The surprise announcement by Trump, who as a presidential candidate last year vowed to fight for lesbians, gays, bisexuals and transgender people, came in a series of morning Twitter posts. It drew condemnation from rights groups and some lawmakers in both parties as politically motivated discrimination but was praised by conservative activists and some Republicans.
The administration has not determined whether transgender individuals already serving in the military would be immediately thrown out, a point the White House and Pentagon have yet to decide, Trump spokeswoman Sarah Sanders said.
A transgender ban would reverse Democratic former President Barack Obama's policy and halts years of efforts to eliminate barriers to military service based on sexual orientation or gender identity.
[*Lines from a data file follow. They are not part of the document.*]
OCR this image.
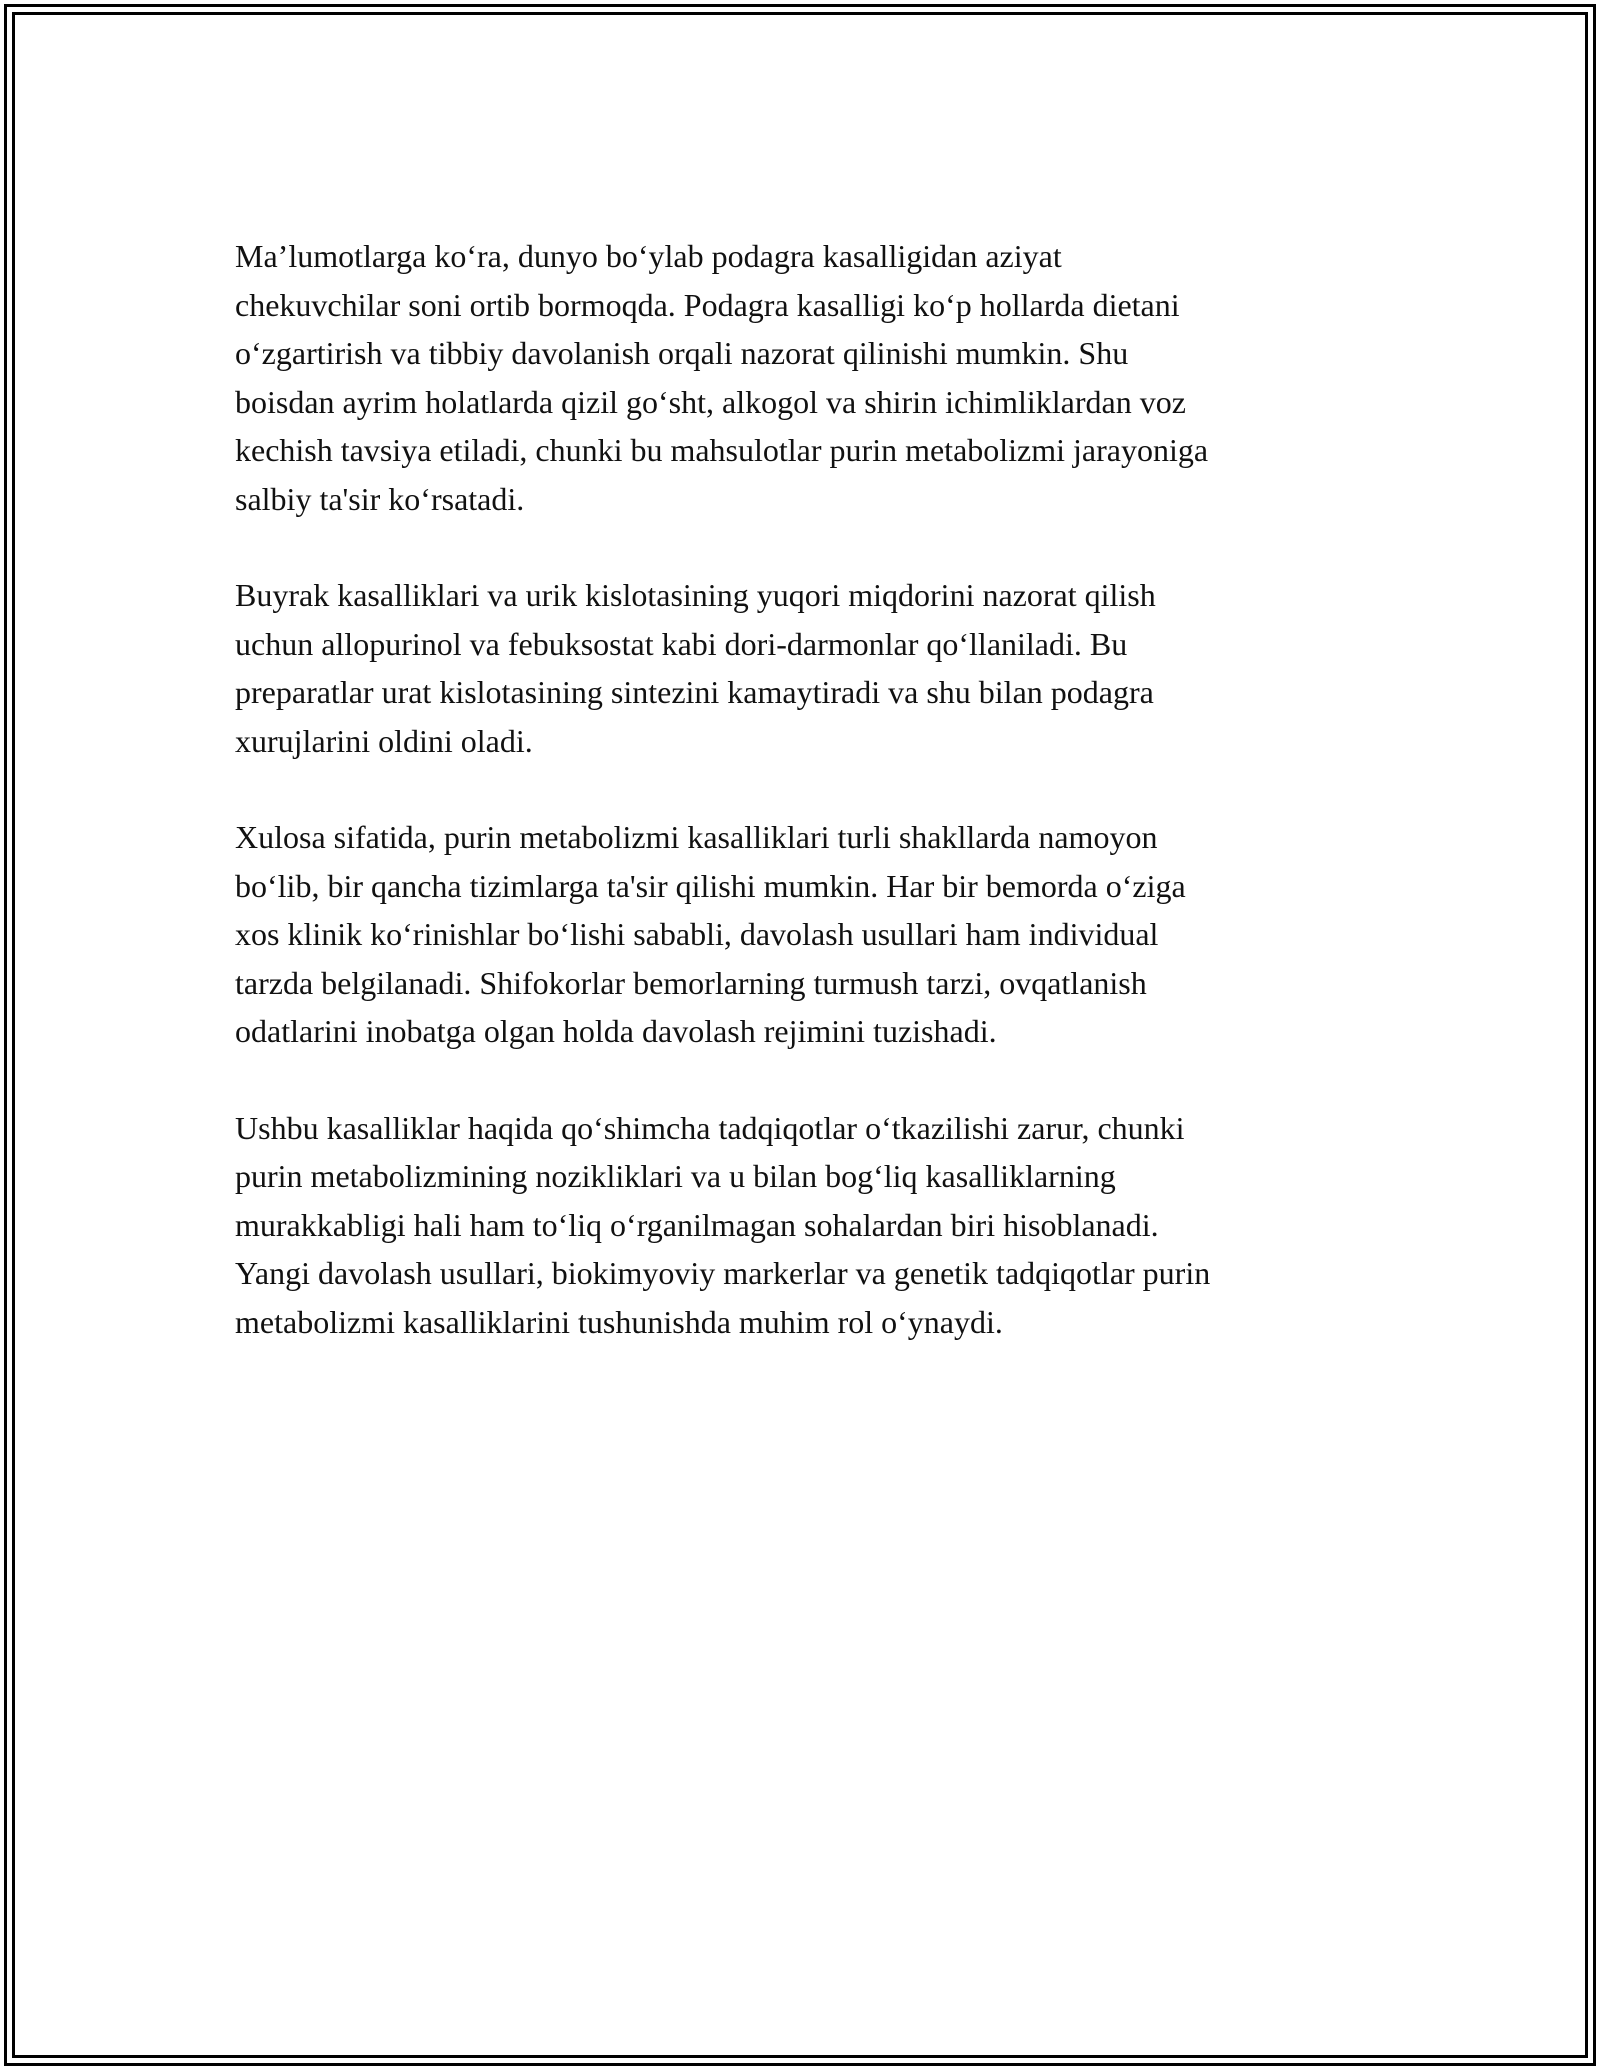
Ma’lumotlarga ko‘ra, dunyo bo‘ylab podagra kasalligidan aziyat
chekuvchilar soni ortib bormoqda. Podagra kasalligi ko‘p hollarda dietani
o‘zgartirish va tibbiy davolanish orqali nazorat qilinishi mumkin. Shu
boisdan ayrim holatlarda qizil go‘sht, alkogol va shirin ichimliklardan voz
kechish tavsiya etiladi, chunki bu mahsulotlar purin metabolizmi jarayoniga
salbiy ta'sir ko‘rsatadi.

Buyrak kasalliklari va urik kislotasining yuqori miqdorini nazorat qilish
uchun allopurinol va febuksostat kabi dori-darmonlar qo‘llaniladi. Bu
preparatlar urat kislotasining sintezini kamaytiradi va shu bilan podagra
xurujlarini oldini oladi.

Xulosa sifatida, purin metabolizmi kasalliklari turli shakllarda namoyon
bo‘lib, bir qancha tizimlarga ta'sir qilishi mumkin. Har bir bemorda o‘ziga
xos klinik ko‘rinishlar bo‘lishi sababli, davolash usullari ham individual
tarzda belgilanadi. Shifokorlar bemorlarning turmush tarzi, ovqatlanish
odatlarini inobatga olgan holda davolash rejimini tuzishadi.

Ushbu kasalliklar haqida qo‘shimcha tadqiqotlar o‘tkazilishi zarur, chunki
purin metabolizmining nozikliklari va u bilan bog‘liq kasalliklarning
murakkabligi hali ham to‘liq o‘rganilmagan sohalardan biri hisoblanadi.
Yangi davolash usullari, biokimyoviy markerlar va genetik tadqiqotlar purin
metabolizmi kasalliklarini tushunishda muhim rol o‘ynaydi.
"After consultation with my Generals and military experts, please be advised that the United States Government will not accept or allow transgender individuals to serve in any capacity in the U.S. Military," Trump tweeted, without naming any of the generals or experts.
"Our military must be focused on decisive and overwhelming victory and cannot be burdened with the tremendous medical costs and disruption that transgender in the military would entail," he said.
Sanders said Trump had "extensive discussions with his national security team," and Defense Secretary Jim Mattis was informed after the president made the decision on Tuesday.
"This was about military readiness," Sanders told a briefing. "This was about unit cohesion. This was about resources within the military, and nothing more."
The Pentagon earlier referred questions about Trump's decision to the White House.
Critics said the health costs of caring for transgender service members were a tiny portion of the military's healthcare budget and Trump's policy change was based on prejudice.
His action unleashed a torrent of legal threats from civil liberties advocates seeking plaintiffs willing to challenge the ban in court and sparked a protest by hundreds who rallied outside an armed forces recruiting station in Manhattan's Times Square.
"We are in a crisis. This is a dark day for everyone," Brad Hoylman, New York's sole openly gay state senator, said as he addressed the crowd, which carried "Resist" signs amid chants of: "Hey-hey, ho-ho, Donald Trump has got to go."